As «Hipóstases descendentes» aparecem assim como os graus da Realidade (principial), ou como determinações do Absoluto no relativo, mas sempre in divinis, o que lhes confere o caráter «ilusório» de Mâyâ, já que é in divinis que Mâyâ deve ser «concebida» (a Imaculada Conceição). Mâyâ é, então, o “Jogo” de Deus consigo mesmo, e identifica-se assim com a Sabedoria: “YHVH me possuiu desde o início de seus caminhos, antes de suas obras mais antigas.
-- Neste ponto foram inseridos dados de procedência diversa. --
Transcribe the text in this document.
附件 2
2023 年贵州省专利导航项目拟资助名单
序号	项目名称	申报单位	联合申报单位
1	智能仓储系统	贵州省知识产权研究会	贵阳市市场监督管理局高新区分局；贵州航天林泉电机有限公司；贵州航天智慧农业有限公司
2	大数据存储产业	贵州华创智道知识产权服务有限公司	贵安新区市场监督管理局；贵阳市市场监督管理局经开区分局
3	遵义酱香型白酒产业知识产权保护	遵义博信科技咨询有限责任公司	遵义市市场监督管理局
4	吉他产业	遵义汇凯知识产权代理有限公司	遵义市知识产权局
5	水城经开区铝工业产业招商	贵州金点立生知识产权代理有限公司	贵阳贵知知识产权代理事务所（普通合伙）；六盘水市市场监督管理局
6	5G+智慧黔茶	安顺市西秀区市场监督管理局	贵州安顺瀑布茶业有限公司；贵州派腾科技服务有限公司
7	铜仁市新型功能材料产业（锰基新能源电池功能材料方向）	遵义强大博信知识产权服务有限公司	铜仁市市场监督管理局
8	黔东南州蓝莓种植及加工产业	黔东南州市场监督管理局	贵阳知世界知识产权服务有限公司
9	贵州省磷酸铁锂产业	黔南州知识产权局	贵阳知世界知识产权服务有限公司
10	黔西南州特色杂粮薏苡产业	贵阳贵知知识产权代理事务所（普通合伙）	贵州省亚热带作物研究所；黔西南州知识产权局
Fui fundada na eternidade (…) Eu era a sua obra, regozijando-me a cada dia e brincando sem cessar na sua presença» (Livro dos Provérbios VIII, 22-31). É, portanto, Ananda, a Bem-aventurança, o Amor: «Eu sou o oceano da Felicidade Infinita, e é em mim que, ao sopro caprichoso de Mâyâ, se elevam ou se acalmam todas as ondas do universo» (Viveka-cuda-Mani, de Shankara).

Nas considerações anteriores, Ananda — que é o terceiro termo do ternário vedântico Sat-Chit-Ananda — surge claramente como o análogo do Espírito Santo na segunda interpretação da Trindade dada por F. Schuon, a qual corresponde precisamente a esse ternário. Essa “perspectiva horizontal suprema” serve, assim, de intermediário entre a “perspectiva horizontal não suprema” (Pai, Filho, Espírito) e a “perspectiva vertical” (Super-Ser, Ser, Existência).

De fato, o papel de intermediário desempenhado por Sat-Chit-Ananda vai muito além. Permite, de fato, passar da consideração das Hipóstases para a das Processões divinas, trazendo assim à luz a perfeita coerência do Mistério trinitário, ou melhor, de sua expressão ao mesmo tempo teológica e metafísica, e em particular dos dois modos de analogia que permitem a transposição.

Na procissão da Inteligência pela qual o Pai (Sat) engendra o Filho (Chit), o Pai não conhece nenhum “objeto”: “Tu não podes conhecer Aquele que faz conhecer o que é conhecido, e que é o seu próprio Ser em todas as coisas. Da mesma forma que o próprio Deus não conhece aquilo que Ele é, porque Ele não é nenhum ‘isto’”. Deus (Sat) é conhecimento Puro e Absoluto (Chit), conhecimento do “nada”. Por isso mesmo, esse conhecimento se identifica com a Ignorância (a Ignorância Erudita), que não é outra senão Mâyâ. Esta última, enquanto Shakti de Brahma, não é outra senão a Omni-Possibilidade, a Omni-Potência, a Vontade, o Amor puro e Absoluto, o Espírito Santo, que procede assim do Pai (e do Filho) por meio da Vontade, e que é também Bem-aventurança (Ananda). É nesse contexto que se situa, então, o mistério ou o “milagre” da Existência, sob qualquer forma que seja, a partir do instante em que essa forma é devolvida ao seu Princípio, do qual não está separada senão ilusoriamente. Não é em vão que a teologia ensina que Deus criou o mundo por amor, mas não por “amor ao mundo”, que não tem senão uma existência ilusória (o jogo de Mâyâ), e que não existe senão para permitir ao Único sem segundo afirmar que todo outro “diferente Dele” não existe.